Hepatite Alcoólica Aguda: Diagnóstico e Sinais Chave

UNESC - Centro Universitário do Espírito Santo — Prova 2025

Enunciado

Um homem de 55 anos, caucasiano, obeso, etilista de longa data, com histórico de episódio recente de libação alcoólica, apresenta-se no PS com quadro de dor abdominal no quadrante superior direito, icterícia e febre. Ao exame físico, há hepatomegalia e discreta ascite. Os exames laboratoriais mostram elevações significativas das transaminases (até 10x o valor da normalidade) e bilirrubinas, gama GT maior 5x valor da normalidade, Fosfatase alcalina normal, albumina normal, TAP com 88% de atividade. Qual é a condição clínica mais provável desse paciente?

Alternativas

  1. A) Hepatite alcoólica.
  2. B) Cirrose hepática – PBE.
  3. C) Hepatite viral aguda.
  4. D) Colangite.
  5. E) Esteato hepatite metabólica.

Pérola Clínica

Hepatite alcoólica = etilista crônico + dor QSD, icterícia, febre + transaminases ↑ (até 10x), GGT ↑, FA normal.

Resumo-Chave

A hepatite alcoólica aguda é uma inflamação hepática grave em etilistas crônicos, frequentemente precipitada por libação. O diagnóstico é clínico-laboratorial, com elevação de transaminases (geralmente AST>ALT, mas ambas <500 U/L), GGT elevada, bilirrubinas elevadas e fosfatase alcalina normal ou discretamente elevada, diferenciando-a de colangite ou hepatite viral.

Contexto Educacional

A hepatite alcoólica aguda é uma síndrome inflamatória hepática grave que ocorre em indivíduos com histórico de consumo excessivo e crônico de álcool, frequentemente precipitada por um episódio de libação alcoólica recente. É uma condição com alta morbimortalidade, exigindo reconhecimento e manejo urgentes. O diagnóstico é essencialmente clínico e laboratorial, sendo crucial para residentes e médicos de emergência. Os achados clínicos típicos incluem dor abdominal no quadrante superior direito, icterícia, febre, náuseas, vômitos e mal-estar. Ao exame físico, pode-se encontrar hepatomegalia dolorosa e, em casos mais avançados, sinais de ascite ou encefalopatia. A história de etilismo de longa data é um pilar fundamental para a suspeita diagnóstica. Laboratorialmente, a hepatite alcoólica é caracterizada por elevações significativas das transaminases (AST e ALT), geralmente não excedendo 500 U/L, com uma relação AST/ALT frequentemente maior que 2. A gama GT (GGT) costuma estar muito elevada, enquanto a fosfatase alcalina (FA) é normal ou apenas discretamente elevada, o que a diferencia de condições obstrutivas como a colangite. A hiperbilirrubinemia é comum e pode ser acentuada. A albumina pode estar normal ou reduzida, e o tempo de protrombina (TAP) pode estar prolongado, indicando disfunção sintética hepática e sendo um marcador de gravidade. O manejo envolve a abstinência alcoólica, suporte nutricional e, em casos graves, corticosteroides.

Perguntas Frequentes

Quais são os principais sintomas da hepatite alcoólica aguda?
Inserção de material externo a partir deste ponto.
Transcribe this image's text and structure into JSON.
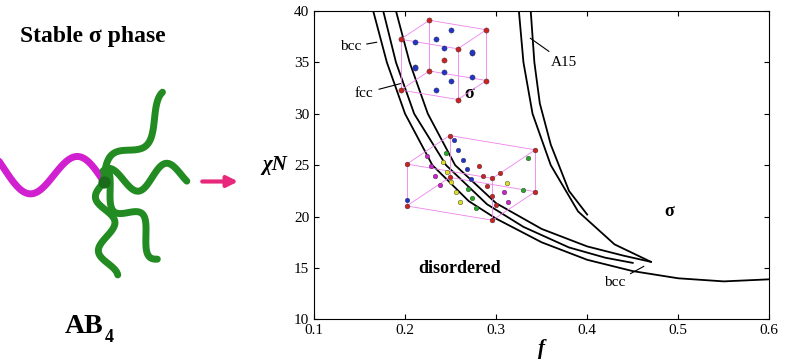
{
  "chart_data": {
    "type": "line",
    "xlabel": "f",
    "ylabel": "χN",
    "xlim": [
      0.1,
      0.6
    ],
    "ylim": [
      10,
      40
    ],
    "xticks": [
      0.1,
      0.2,
      0.3,
      0.4,
      0.5,
      0.6
    ],
    "yticks": [
      10,
      15,
      20,
      25,
      30,
      35,
      40
    ],
    "series": [
      {
        "color": "#000000",
        "x": [
          0.165,
          0.18,
          0.2,
          0.23,
          0.27,
          0.3,
          0.35,
          0.4,
          0.45,
          0.5,
          0.55,
          0.6
        ],
        "values": [
          40,
          35,
          30,
          25,
          21.5,
          19.8,
          17.5,
          15.8,
          14.7,
          14.0,
          13.7,
          13.9
        ]
      },
      {
        "color": "#000000",
        "x": [
          0.176,
          0.19,
          0.21,
          0.245,
          0.29,
          0.33,
          0.38,
          0.42,
          0.45
        ],
        "values": [
          40,
          35,
          30,
          25,
          21.2,
          19.0,
          17.0,
          16.0,
          15.5
        ]
      },
      {
        "color": "#000000",
        "x": [
          0.19,
          0.205,
          0.225,
          0.255,
          0.3,
          0.35,
          0.4,
          0.44,
          0.47
        ],
        "values": [
          40,
          35,
          30,
          25,
          21.3,
          18.8,
          17.1,
          16.2,
          15.6
        ]
      },
      {
        "color": "#000000",
        "x": [
          0.325,
          0.33,
          0.34,
          0.36,
          0.39,
          0.43,
          0.47
        ],
        "values": [
          40,
          35,
          30,
          25,
          20.5,
          17.3,
          15.6
        ]
      },
      {
        "color": "#000000",
        "x": [
          0.338,
          0.342,
          0.348,
          0.36,
          0.38,
          0.4
        ],
        "values": [
          40,
          35,
          31,
          27,
          22.5,
          20.2
        ]
      }
    ],
    "annotations": [
      {
        "text": "bcc",
        "x": 0.14,
        "y": 36.5,
        "arrow_to": [
          0.172,
          37.0
        ]
      },
      {
        "text": "fcc",
        "x": 0.155,
        "y": 32.0,
        "arrow_to": [
          0.198,
          33.0
        ]
      },
      {
        "text": "σ",
        "x": 0.27,
        "y": 32.0
      },
      {
        "text": "A15",
        "x": 0.375,
        "y": 35.0,
        "arrow_to": [
          0.335,
          37.5
        ]
      },
      {
        "text": "disordered",
        "x": 0.26,
        "y": 15.0
      },
      {
        "text": "bcc",
        "x": 0.43,
        "y": 13.6,
        "arrow_to": [
          0.465,
          15.3
        ]
      },
      {
        "text": "σ",
        "x": 0.49,
        "y": 20.5
      }
    ]
  },
  "left_panel": {
    "title": "Stable σ phase",
    "molecule_label": {
      "text": "AB",
      "subscript": "4"
    }
  }
}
Os sintomas clássicos incluem dor abdominal no quadrante superior direito, icterícia (pele e olhos amarelados), febre, náuseas, vômitos e mal-estar. Pode haver hepatomegalia e ascite em casos mais graves.

Quais exames laboratoriais são indicativos de hepatite alcoólica?

Tipicamente, há elevação das transaminases (AST e ALT, geralmente AST/ALT > 2, mas ambas < 500 U/L), elevação da gama GT, hiperbilirrubinemia e fosfatase alcalina normal ou discretamente elevada. A albumina pode estar normal ou baixa, e o TAP pode estar alterado em casos graves.

Como diferenciar hepatite alcoólica de colangite ou hepatite viral?

A hepatite alcoólica se diferencia pela história de etilismo, padrão de transaminases (AST/ALT > 2, valores não muito altos), GGT elevada e fosfatase alcalina normal ou pouco alterada. Colangite cursa com FA e GGT muito elevadas, e hepatite viral com transaminases muito mais altas (>1000 U/L).